The headphone jack is now toast.

But it's hardly the first technology that Apple has consigned to the tech graveyard over the years. Let's list just a few.

  • Dropping the floppy drive
  • Not supporting Blu-ray
  • Dropping the optical drive
  • Sticking with FireWire when the rest of the world went with USB
  • Dropping the smartphone's physical keyboard for an on-screen keyboard
  • Adopting a proprietary 30-pin connector for the iPod
  • Coming out with a tablet that didn't have a USB port
  • Dropping the 30-pin connector in favor of another proprietary connector rather than going with USB like everyone else
  • Using Thunderbolt for high-speed connectivity rather than USB
  • Making a MacBook with a single USB-C port that's used for charging and connecting peripherals

And the list goes on.

Now, you may personally not have called some (or any) of the above "stupid," but plenty of people did. And maybe some were stupid, but here's the important thing to realize:

No one cares anymore.

Ultimately, Apple is driven by one thing -- money. Its decisions revolve around reducing production costs, pulling in more revenue, or capturing and then locking users into its ecosystem, and whether you like Apple or not, you have to admit that it's darn good at achieving these goals.

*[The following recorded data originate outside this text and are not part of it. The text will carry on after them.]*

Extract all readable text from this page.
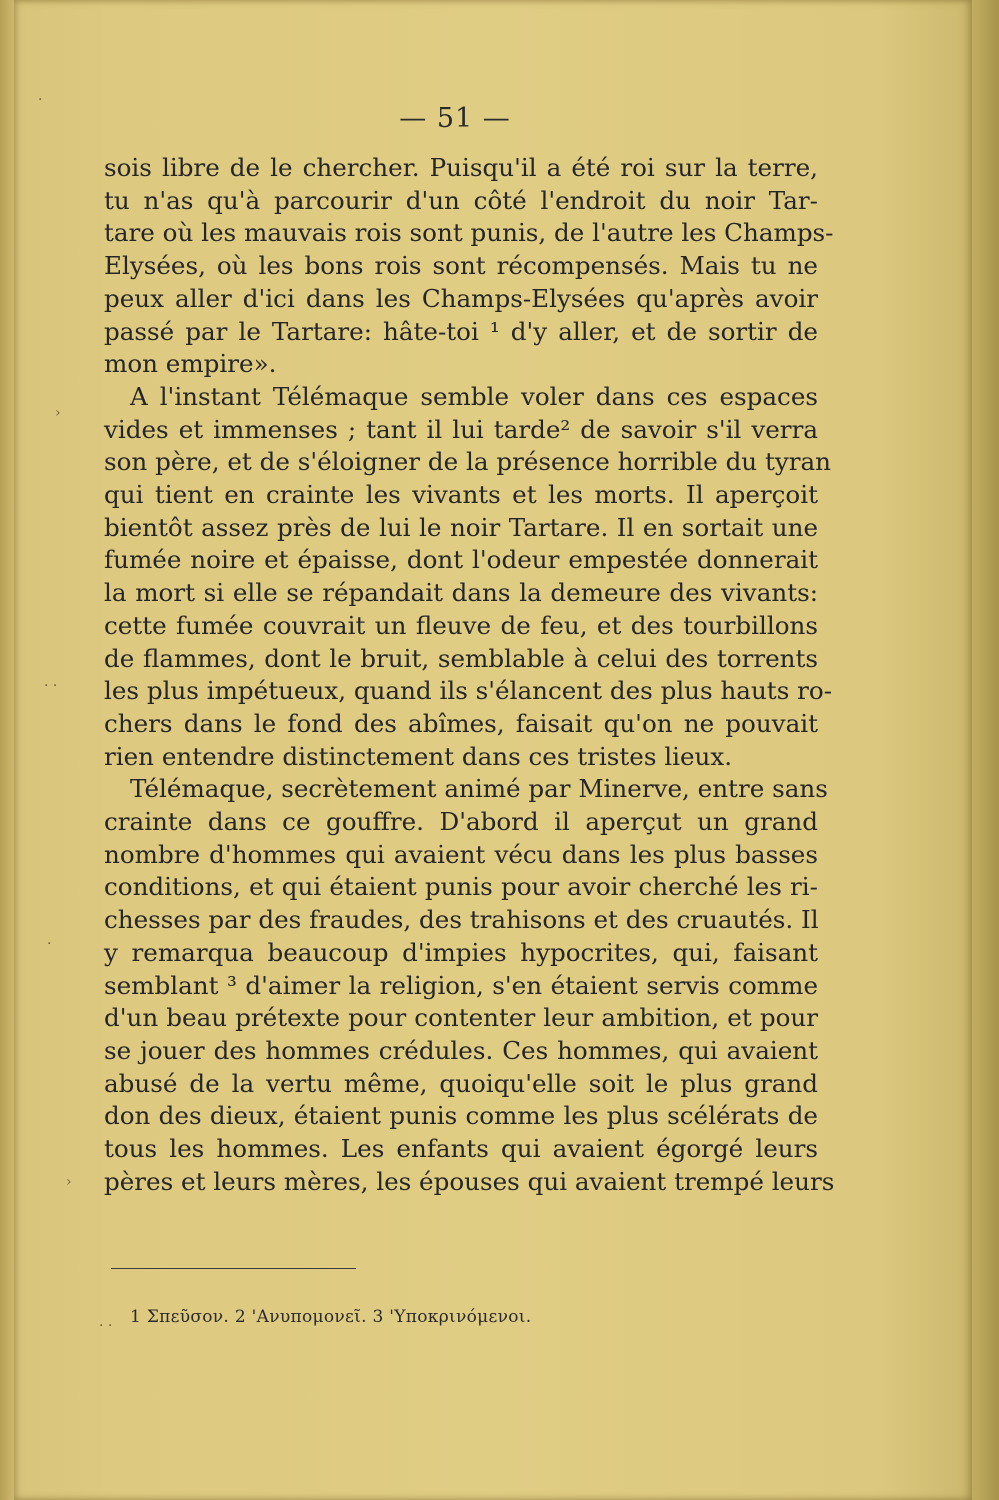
— 51 —
sois libre de le chercher. Puisqu'il a été roi sur la terre,
tu n'as qu'à parcourir d'un côté l'endroit du noir Tar-
tare où les mauvais rois sont punis, de l'autre les Champs-
Elysées, où les bons rois sont récompensés. Mais tu ne
peux aller d'ici dans les Champs-Elysées qu'après avoir
passé par le Tartare: hâte-toi ¹ d'y aller, et de sortir de
mon empire».
A l'instant Télémaque semble voler dans ces espaces
vides et immenses ; tant il lui tarde² de savoir s'il verra
son père, et de s'éloigner de la présence horrible du tyran
qui tient en crainte les vivants et les morts. Il aperçoit
bientôt assez près de lui le noir Tartare. Il en sortait une
fumée noire et épaisse, dont l'odeur empestée donnerait
la mort si elle se répandait dans la demeure des vivants:
cette fumée couvrait un fleuve de feu, et des tourbillons
de flammes, dont le bruit, semblable à celui des torrents
les plus impétueux, quand ils s'élancent des plus hauts ro-
chers dans le fond des abîmes, faisait qu'on ne pouvait
rien entendre distinctement dans ces tristes lieux.
Télémaque, secrètement animé par Minerve, entre sans
crainte dans ce gouffre. D'abord il aperçut un grand
nombre d'hommes qui avaient vécu dans les plus basses
conditions, et qui étaient punis pour avoir cherché les ri-
chesses par des fraudes, des trahisons et des cruautés. Il
y remarqua beaucoup d'impies hypocrites, qui, faisant
semblant ³ d'aimer la religion, s'en étaient servis comme
d'un beau prétexte pour contenter leur ambition, et pour
se jouer des hommes crédules. Ces hommes, qui avaient
abusé de la vertu même, quoiqu'elle soit le plus grand
don des dieux, étaient punis comme les plus scélérats de
tous les hommes. Les enfants qui avaient égorgé leurs
pères et leurs mères, les épouses qui avaient trempé leurs
1 Σπεῦσον. 2 'Ανυπομονεῖ. 3 'Υποκρινόμενοι.
·
›
· ·
·
›
· ·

Another thing to realize is that Apple is in a position where it can pull off moves that might sink another firm. Why? Because it's had years and years of people hailing everything the company did as amazing and wonderful and revolutionary. The stalwart fanboys were the first to get infected by the Apple fever, and have been chanting "Apple is good, Apple is great" for decades. They then passed the fever on to the tech media, which has made out Apple to be more a religion than a consumer electronics brand.

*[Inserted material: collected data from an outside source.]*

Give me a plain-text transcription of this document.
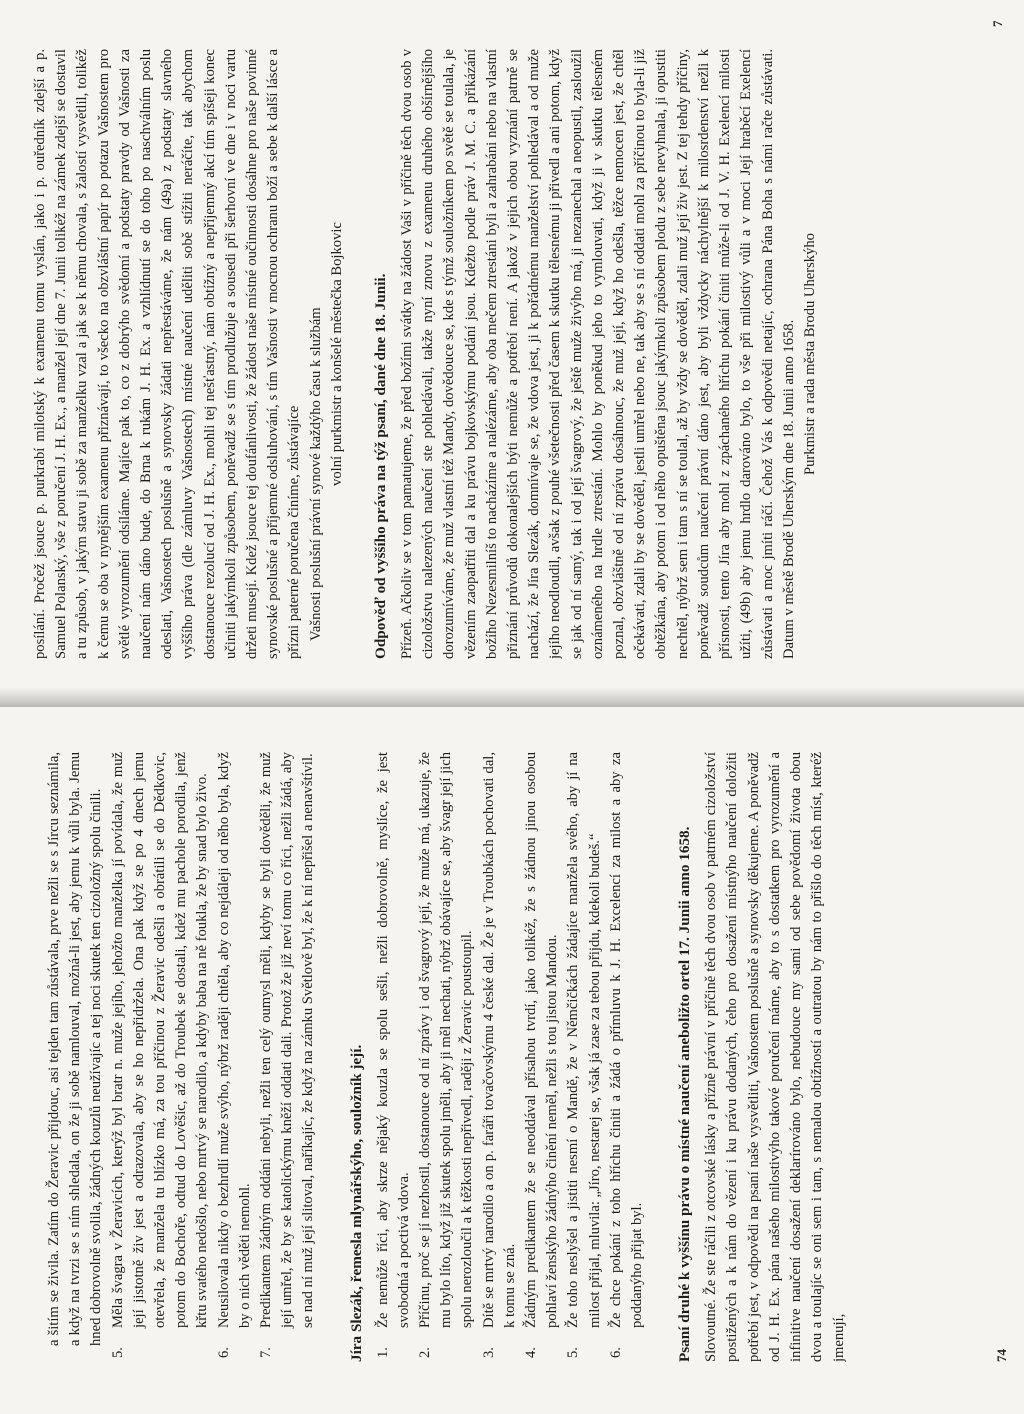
posílání. Pročež jsouce p. purkrabí milotský k examenu tomu vyslán, jako i p. ouředník zdejší a p. Samuel Polanský, vše z poručení J. H. Ex., a manžel její dne 7. Junii tolikéž na zámek zdejší se dostavil a tu způsob, v jakým stavu ji sobě za manželku vzal a jak se k němu chovala, s žalostí vysvětlil, tolikéž k čemu se oba v nynějším examenu přiznávají, to všecko na obzvláštní papír po potazu Vašnostem pro světlé vyrozumění odsíláme. Majíce pak to, co z dobrýho svědomí a podstaty pravdy od Vašnosti za naučení nám dáno bude, do Brna k rukám J. H. Ex. a vzhlídnutí se do toho po naschválním poslu odeslati, Vašnostech poslušně a synovsky žádati nepřestáváme, že nám (49a) z podstaty slavného vyššího práva (dle zámluvy Vašnostech) místné naučení uděliti sobě stížiti neráčíte, tak abychom dostanouce rezolucí od J. H. Ex., mohli tej nešťastný, nám obtížný a nepříjemný akcí tím spíšeji konec učiniti jakýmkoli způsobem, poněvadž se s tím prodlužuje a sousedi při šerhovní ve dne i v noci vartu držeti musejí. Kdež jsouce tej doufánlivosti, že žádost naše místné oučinnosti dosáhne pro naše povinné synovské poslušné a příjemné odsluhování, s tím Vašnosti v mocnou ochranu boží a sebe k další lásce a přízni paterné poručena činíme, zůstávajíce Vašnosti poslušní právní synové každýho času k službám volní purkmistr a konšelé městečka Bojkovic Odpověď od vyššího práva na týž psaní, dané dne 18. Junii. Přízeň. Ačkoliv se v tom pamatujeme, že před božími svátky na žádost Vaši v příčině těch dvou osob v cizoložstvu nalezených naučení ste pohledávali, takže nyní znovu z examenu druhého obšírnějšího dorozumíváme, že muž vlastní též Mandy, dovědouce se, kde s týmž souložníkem po světě se toulala, je vězením zaopatřiti dal a ku právu bojkovskýmu podání jsou. Kdežto podle práv J. M. C. a přikázání božího Nezesmilníš to nacházíme a nalézáme, aby oba mečem ztrestáni byli a zahrabáni nebo na vlastní přiznání průvodů dokonalejších býti nemůže a potřebí není. A jakož v jejich obou vyznání patrně se nachází, že Jíra Slezák, domnívaje se, že vdova jest, ji k pořádnému manželství pohledával a od muže jejího neodloudil, avšak z pouhé všetečnosti před časem k skutku tělesnému ji přivedl a ani potom, když se jak od ní samý, tak i od její švagrový, že ještě muže živýho má, ji nezanechal a neopustil, zasloužil oznámeného na hrdle ztrestání. Mohlo by poněkud jeho to vymlouvati, když ji v skutku tělesném poznal, obzvláštně od ní zprávu dosáhnouc, že muž její, když ho odešla, těžce nemocen jest, že chtěl očekávati, zdali by se dověděl, jestli umřel nebo ne, tak aby se s ní oddati mohl za příčinou to byla-li již obtěžkána, aby potom i od něho opuštěna jsouc jakýmkoli způsobem plodu z sebe nevyhnala, ji opustiti nechtěl, nýbrž sem i tam s ní se toulal, až by vždy se dověděl, zdali muž její živ jest. Z tej tehdy příčiny, poněvadž soudcům naučení právní dáno jest, aby byli vždycky náchylnější k milosrdenství nežli k přísnosti, tento Jíra aby mohl z zpáchaného hříchu pokání činiti může-li od J. V. H. Exelencí milosti užíti, (49b) aby jemu hrdlo darováno bylo, to vše při milostivý vůli a v moci Její hraběcí Exelencí zůstávati a moc jmíti ráčí. Čehož Vás k odpovědi netajíc, ochrana Pána Boha s námi račte zůstávati. Datum v městě Brodě Uherským dne 18. Junii anno 1658. Purkmistr a rada města Brodu Uherskýho

7

a šitím se živila. Zatím do Žeravic přijdouc, asi tejden tam zůstávala, prve nežli se s Jírcu seznámila, a když na tvrzi se s ním shledala, on že ji sobě namlouval, možná-li jest, aby jemu k vůli byla. Jemu hned dobrovolně svolila, žádných kouzlů neužívajíc a tej noci skutek ten cizoložný spolu činili.

5.
Měla švagra v Žeravicích, kterýž byl bratr n. muže jejího, jehožto manželka jí povídala, že muž její jistotně živ jest a odrazovala, aby se ho nepřidržela. Ona pak když se po 4 dnech jemu otevřela, že manžela tu blízko má, za tou příčinou z Žeravic odešli a obrátili se do Dědkovic, potom do Bochoře, odtud do Lověšic, až do Troubek se dostali, kdež mu pachole porodila, jenž křtu svatého nedošlo, nebo mrtvý se narodilo, a kdyby baba na ně foukla, že by snad bylo živo.
6.
Neusilovala nikdy o bezhrdlí muže svýho, nýbrž raději chtěla, aby co nejdáleji od něho byla, když by o nich věděti nemohl.
7.
Predikantem žádným oddáni nebyli, nežli ten celý oumysl měli, kdyby se byli dověděli, že muž její umřel, že by se katolickýmu kněží oddati dali. Protož že již neví tomu co říci, nežli žádá, aby se nad ní muž její slitoval, naříkajíc, že když na zámku Světlově byl, že k ní nepřišel a nenavštívil. Jíra Slezák, řemesla mlynářskýho, souložník její. 1.
Že nemůže říci, aby skrze nějaký kouzla se spolu sešli, nežli dobrovolně, myslíce, že jest svobodná a poctivá vdova.
2.
Příčinu, proč se jí nezhostil, dostanouce od ní zprávy i od švagrový její, že muže má, ukazuje, že mu bylo líto, když již skutek spolu jměli, aby ji měl nechati, nýbrž obávajíce se, aby švagr její jich spolu nerozloučil a k těžkosti nepřivedl, raději z Žeravic poustoupil.
3.
Dítě se mrtvý narodilo a on p. faráři tovačovskýmu 4 české dal. Že je v Troubkách pochovati dal, k tomu se zná.
4.
Žádným predikantem že se neoddával přísahou tvrdí, jako tolikéž, že s žádnou jinou osobou pohlaví ženskýho žádnýho činění neměl, nežli s tou jistou Mandou.
5.
Že toho neslyšel a jistiti nesmí o Mandě, že v Němčičkách žádajíce manžela svého, aby jí na milost přijal, mluvila: „Jíro, nestarej se, však já zase za tebou přijdu, kdekoli budeš.“
6.
Že chce pokání z toho hříchu činiti a žádá o přímluvu k J. H. Excelencí za milost a aby za poddanýho přijat byl. Psaní druhé k vyššínu právu o místné naučení aneboližto ortel 17. Junii anno 1658. Slovoutné. Že ste ráčili z otcovské lásky a přízně právní v příčině těch dvou osob v patrném cizoložství postižených a k nám do vězení i ku právu dodaných, čeho pro dosažení místnýho naučení doložiti potřebí jest, v odpovědi na psaní naše vysvětliti, Vašnostem poslušně a synovsky děkujeme. A poněvadž od J. H. Ex. pána našeho milostivýho takové poručení máme, aby to s dostatkem pro vyrozumění a infinitive naučení dosažení deklarírováno bylo, nebudouce my sami od sebe povědomí života obou dvou a toulajíc se oni sem i tam, s nemalou obtížností a outratou by nám to přišlo do těch míst, kteréž jmenují,	74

Since then Apple has enjoyed a decade of people throwing money at it faster than banks could print it. You might look at what the company does as "user-hostile and stupid," but Apple's bank balance implies that this isn't a widely held belief.

Consumers still think that Apple is amazing, revolutionary, and that the sun shines out of every Lightning, Thunderbolt, and USB-C port.

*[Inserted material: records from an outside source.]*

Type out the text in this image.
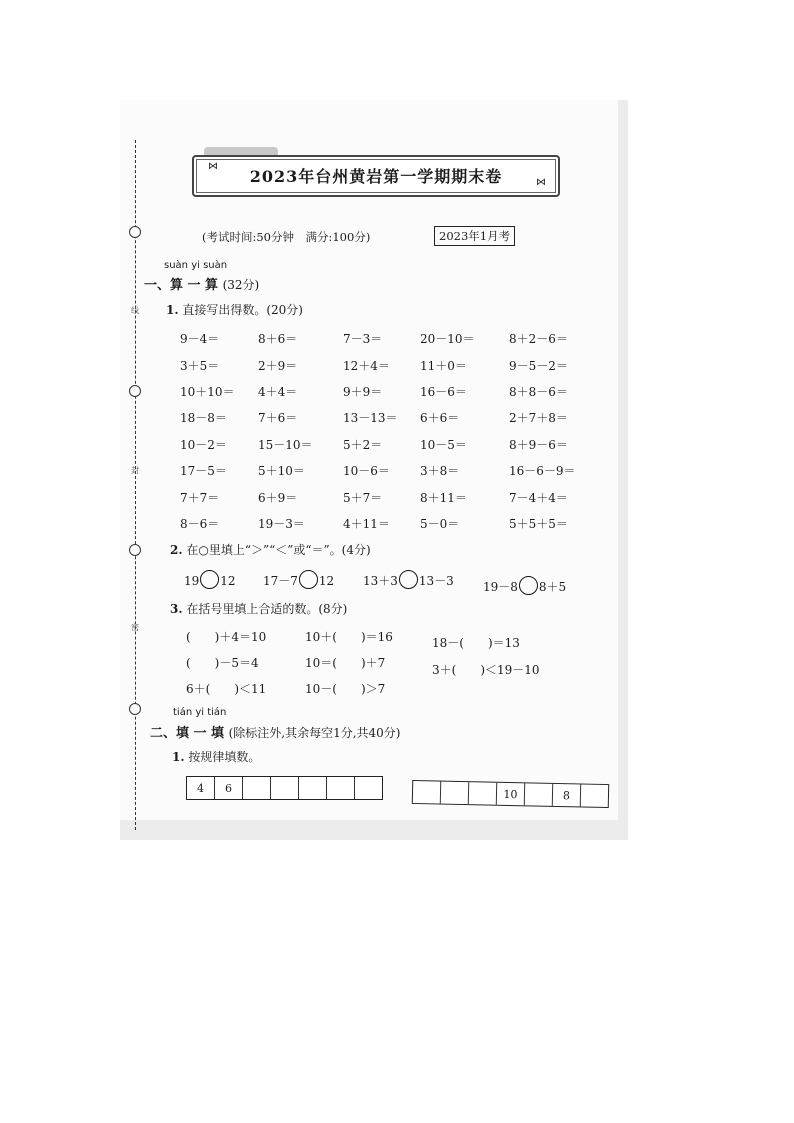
线
封
密
⋈
2023年台州黄岩第一学期期末卷	⋈
(考试时间:50分钟　满分:100分)	2023年1月考
suàn yi suàn
一、算 一 算 (32分)
1. 直接写出得数。(20分)
9－4＝	8＋6＝	7－3＝	20－10＝	8＋2－6＝
3＋5＝	2＋9＝	12＋4＝	11＋0＝	9－5－2＝
10＋10＝ 4＋4＝	9＋9＝	16－6＝	8＋8－6＝
18－8＝	7＋6＝	13－13＝ 6＋6＝	2＋7＋8＝
10－2＝	15－10＝	5＋2＝	10－5＝	8＋9－6＝
17－5＝	5＋10＝	10－6＝	3＋8＝	16－6－9＝
7＋7＝	6＋9＝	5＋7＝	8＋11＝	7－4＋4＝
8－6＝	19－3＝	4＋11＝	5－0＝	5＋5＋5＝
2. 在○里填上“＞”“＜”或“＝”。(4分)
19 12 17－7 12 13＋3 13－3 19－8 8＋5
3. 在括号里填上合适的数。(8分)
(　　)＋4＝10	10＋(　　)＝16	18－(　　)＝13
(　　)－5＝4	10＝(　　)＋7	3＋(　　)＜19－10
6＋(　　)＜11	10－(　　)＞7
tián yi tián
二、填 一 填 (除标注外,其余每空1分,共40分)
1. 按规律填数。
4	6	10	8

And no one believes that Apple is amazing more than Apple itself does. And that has now culminated with Schiller's latest quote:

"The reason to move on: courage. The courage to move on and do something new that betters all of us."

Technology moves on, and sometimes shedding old legacies -- especially something as old as the headphone jack -- is going to be a little painful.

And remember, it isn't as if Apple is removing the headphone jack from the iPhone you have in your pocket.